Come un teatro illimitato. ØNAR e Lilith
di Leonardo Recanatini Satriano
Se è lontano il tempo delle stimmati e dei metronomi, se ogni tempio è rovinato in mare, se nessun terreno può più permettersi il lusso di una radice, allora tramontano tutte le favole dell’interezza, e la frammentarietà si rivela lo spartito più adatto a far cantare le cose del mondo. Il frammento è fessura, politeismo latente: dove c’è frammento c’è sabotaggio di una monolatria. Il frammento è la cifra totemica di ciò che appare e scompare in un lampo; ma esiste qualcosa che non rassomigli alla pulsazione notturna di una lucciola sopra uno stagno? E soprattutto, il frammento non ha bordi né contorni: esso sfuma sempre verso altro, declina in altro, come la montagna declina in valle e la valle in gola o in pianura. Ciò che soltanto conta è lo spazio bianco tra i frammenti: lì respira il Simurgh, il dio che siamo chiamati a proseguire, e lì è necessario penetrare e seppellirsi, come dei semi.

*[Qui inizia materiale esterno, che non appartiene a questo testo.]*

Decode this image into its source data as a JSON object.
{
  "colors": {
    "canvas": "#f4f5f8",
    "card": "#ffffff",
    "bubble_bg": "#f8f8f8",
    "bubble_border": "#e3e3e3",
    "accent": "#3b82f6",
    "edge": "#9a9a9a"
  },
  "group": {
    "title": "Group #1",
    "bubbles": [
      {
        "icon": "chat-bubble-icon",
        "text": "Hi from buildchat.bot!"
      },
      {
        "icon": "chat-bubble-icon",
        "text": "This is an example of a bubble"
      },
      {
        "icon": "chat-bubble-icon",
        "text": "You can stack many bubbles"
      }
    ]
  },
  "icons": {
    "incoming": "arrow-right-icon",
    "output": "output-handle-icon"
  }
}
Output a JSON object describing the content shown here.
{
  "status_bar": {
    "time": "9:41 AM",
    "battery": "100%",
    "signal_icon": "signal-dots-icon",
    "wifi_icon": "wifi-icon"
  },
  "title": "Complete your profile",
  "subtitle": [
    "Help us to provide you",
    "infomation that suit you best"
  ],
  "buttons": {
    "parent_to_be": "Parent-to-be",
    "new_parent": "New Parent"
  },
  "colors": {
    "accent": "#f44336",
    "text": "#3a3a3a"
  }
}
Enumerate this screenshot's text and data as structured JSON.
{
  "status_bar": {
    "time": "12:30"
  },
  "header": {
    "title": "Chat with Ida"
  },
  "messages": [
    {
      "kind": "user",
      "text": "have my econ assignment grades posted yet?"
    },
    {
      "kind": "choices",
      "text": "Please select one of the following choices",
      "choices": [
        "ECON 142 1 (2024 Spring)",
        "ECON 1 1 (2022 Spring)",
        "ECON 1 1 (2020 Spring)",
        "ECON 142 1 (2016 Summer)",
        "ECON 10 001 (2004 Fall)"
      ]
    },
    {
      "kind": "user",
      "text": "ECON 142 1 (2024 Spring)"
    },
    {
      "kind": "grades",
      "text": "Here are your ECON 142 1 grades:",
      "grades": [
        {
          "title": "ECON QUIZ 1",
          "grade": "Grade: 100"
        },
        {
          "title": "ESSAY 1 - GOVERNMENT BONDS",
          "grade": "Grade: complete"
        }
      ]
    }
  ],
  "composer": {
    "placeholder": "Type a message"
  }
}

Non sorprende, dunque, che il romanzo Lilith. Un mosaico di Davide Nota (Luca Sossella Editore, 2019) si presti particolarmente a innesti e gemmazioni. La scrittura frammentaria che lo attraversa ne muta continuamente la forma e la materia, le parole e le frasi che lo compongono sono per loro natura modulazioni indefinite, e aprono alla possibilità di trasposizioni e rimaneggiamenti. In questo senso, PPSS_Mosaico_020 rappresenta l’ultima sperimentazione nata dall’incontro tra il Lilith di Nota e Collettivo ØNAR (con Alice Piergiacomi), preceduta da un elaborato sonoro, uno spettacolo-concerto e un film a episodi. Questa volta la collaborazione prende la forma di un evento teatrale telematico, una cerimonia digitale a più voci attorno ai temi del labirinto, della maschera, della distanza e della visione; ciascun membro del pubblico, isolato nella propria stanza, viene invitato a far parte di una platea impalpabile, di un invisibile popolo di viandanti in cammino nei sottoboschi dell’Attuale, per costruire assieme un momento di erranza collettiva alla luce cangiante dei monitor.
PPSS_Mosaico_020 ha una struttura bicefala. Nei mesi che precedono la performance, a partire da febbraio, gli iscritti riceveranno via e-mail sette Lettere in bottiglia, sette messaggi acronici che introdurranno in maniera cadenzata i nervi principali della drammaturgia, accompagnati da elaborazioni grafiche e boutades metafisiche. I sette messaggi saranno accompagnati dall’invito a compiere una piccola missione all’interno della propria quotidianità, come trovare e scegliere una pietra, o riesumare una vecchia fotografia. I risultati di questi giochi, tra iniziazione e situazionismo, riappariranno trasfigurati all’interno dello spettacolo vero e proprio, previsto per la primavera. L’evento consisterà in una videochiamata attraverso la quale gli spettatori assisteranno a una desktop performance lo-fi dal sapore lisergico, in cui il sacro e il profano, il mistico e il metropolitano cessano di contrapporsi per scoprirsi sovrapposti, nella cornice incendiata di un mélange adultère de tout. Recitazione dal vivo, finestre video, opere grafiche, dialoghi in chat, web surfing e stringhe di codice concorrono alla creazione di una «pornologia superiore»[1] sotto il segno della Sibilla.
Nella traslazione dal palcoscenico allo schermo, l’esperienza teatrale non può permettersi di replicare sé stessa in maniera abitudinale, trascinandosi dietro i soliti stilemi: essa deve necessariamente cambiare pelle, alienarsi nei cristalli liquidi, per esplorare le infinite combinazioni proprie del paesaggio virtuale. Perché «il processo è carico di conseguenze nascoste: anche se la mente è ancora rudimentale, congiungendosi con lo schermo a formare un nuovissimo Centauro essa si abitua a vedersi come un teatro illimitato. Tanto basta, all’inizio»[2].
Per partecipare e ricevere le Lettere in bottiglia: https://lilithmosaico.org/mosaico020.
PPSS_Mosaico_020 è un progetto realizzato nell’ambito di Marche Palcoscenico Aperto. I mestieri dello spettacolo non si fermano, promosso da Regione Marche / Assessorato alla Cultura e AMAT.
[1] Espressione con cui Gilles Deleuze definisce l’opera di Pierre Klossowski, in quanto unità particolare «della teologia e della pornografia» (G. Deleuze, Il fantasma e la letteratura, in Logica del senso, Feltrinelli, Milano 1975, p. 248).
[2] R. Calasso, La Letteratura e gli Dei, Adelphi, Milano 2001, p. 29.